# Mean-Shift Algorithm: Verilog HDL Approach

Rahul V. Shah<sup>\*</sup>, Amit Jain<sup>\*</sup>, Rutul B. Bhatt<sup>#</sup>, Pinal Engineer<sup>\$</sup>, Ekata Mehul<sup>\*</sup>

\*ASIC department

Einfochips, Ahmedabad

<sup>\$</sup>Electronic& Communication Department, SVNIT,Surat

<sup>#</sup>Electronic & Communication Department, SVIT, Vasad, Gujarat Technology University

*Abstract*— Object tracking algorithms, when it comes to implementing it on hardware ASIC, it becomes difficult task, due to certain limitations in hardware. This paper shows how mean-shift algorithm is implemented in HDL along with the description of ports and interfaces.

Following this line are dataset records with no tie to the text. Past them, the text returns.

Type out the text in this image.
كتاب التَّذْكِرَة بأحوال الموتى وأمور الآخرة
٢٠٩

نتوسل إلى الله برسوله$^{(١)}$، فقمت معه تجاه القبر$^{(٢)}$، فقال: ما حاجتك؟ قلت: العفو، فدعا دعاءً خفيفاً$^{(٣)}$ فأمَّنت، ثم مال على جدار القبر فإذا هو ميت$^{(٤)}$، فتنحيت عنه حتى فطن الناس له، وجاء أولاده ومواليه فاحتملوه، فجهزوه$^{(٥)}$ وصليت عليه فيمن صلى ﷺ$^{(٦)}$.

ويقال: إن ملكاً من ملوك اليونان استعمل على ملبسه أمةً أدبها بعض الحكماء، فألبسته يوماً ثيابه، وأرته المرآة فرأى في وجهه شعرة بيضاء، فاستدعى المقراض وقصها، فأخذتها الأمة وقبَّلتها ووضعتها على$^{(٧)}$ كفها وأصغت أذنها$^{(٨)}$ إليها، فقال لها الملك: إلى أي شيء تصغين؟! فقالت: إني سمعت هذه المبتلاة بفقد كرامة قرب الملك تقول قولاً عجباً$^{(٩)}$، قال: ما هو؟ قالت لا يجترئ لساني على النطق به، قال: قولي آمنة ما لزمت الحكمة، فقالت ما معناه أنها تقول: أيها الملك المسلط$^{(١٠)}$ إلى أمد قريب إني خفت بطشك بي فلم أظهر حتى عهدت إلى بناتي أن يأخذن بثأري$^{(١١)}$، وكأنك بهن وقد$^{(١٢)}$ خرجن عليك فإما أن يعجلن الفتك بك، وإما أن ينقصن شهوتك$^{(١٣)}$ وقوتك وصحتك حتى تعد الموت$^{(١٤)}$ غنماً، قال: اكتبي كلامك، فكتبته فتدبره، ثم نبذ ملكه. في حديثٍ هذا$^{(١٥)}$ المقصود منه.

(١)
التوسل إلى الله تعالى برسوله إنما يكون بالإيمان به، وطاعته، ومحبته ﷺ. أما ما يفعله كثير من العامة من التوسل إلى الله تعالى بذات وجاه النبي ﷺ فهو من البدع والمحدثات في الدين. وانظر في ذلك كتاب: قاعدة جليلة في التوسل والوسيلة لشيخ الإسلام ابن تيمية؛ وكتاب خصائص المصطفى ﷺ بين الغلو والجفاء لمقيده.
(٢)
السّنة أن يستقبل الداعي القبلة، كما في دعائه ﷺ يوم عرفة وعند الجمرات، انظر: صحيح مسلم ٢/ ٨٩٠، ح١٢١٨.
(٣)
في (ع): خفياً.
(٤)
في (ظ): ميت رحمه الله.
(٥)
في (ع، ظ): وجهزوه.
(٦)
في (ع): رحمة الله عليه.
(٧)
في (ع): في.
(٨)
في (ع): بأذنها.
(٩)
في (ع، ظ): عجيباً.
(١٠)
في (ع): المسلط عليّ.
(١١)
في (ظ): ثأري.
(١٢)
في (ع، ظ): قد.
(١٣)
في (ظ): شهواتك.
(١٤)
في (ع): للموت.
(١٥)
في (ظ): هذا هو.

Keywords- Object tracking, complexity in hardware ASIC, Mean Shift algorithm, Histogram, Bhattacharya coefficient

### I. INTRODUCTION

Object tracking in its simplest form can be defined as the problem of estimating the trajectory of an object in an image plane as it moves around the scene. In other words the tracker assigns consistent labels to the tracked objects in different form of videos.

Object tracking is the important part in computer vision technology, but till time it is mainly dealt with the high grade softwares like MATLAB, ADOBE etc. But when it comes to implement it on ASIC chips it becomes difficult when many mathematical operations are mainly operated through adders and subtracters and not with multipliers and dividers. These object tracking algorithms when implemented on ASIC covers good amount of chip area as many such mathematical operations are involved in it, which are complex to implement with adders and subtracters. Here the images are considered as the matrix representation, object may be the cofactor of that image matrix.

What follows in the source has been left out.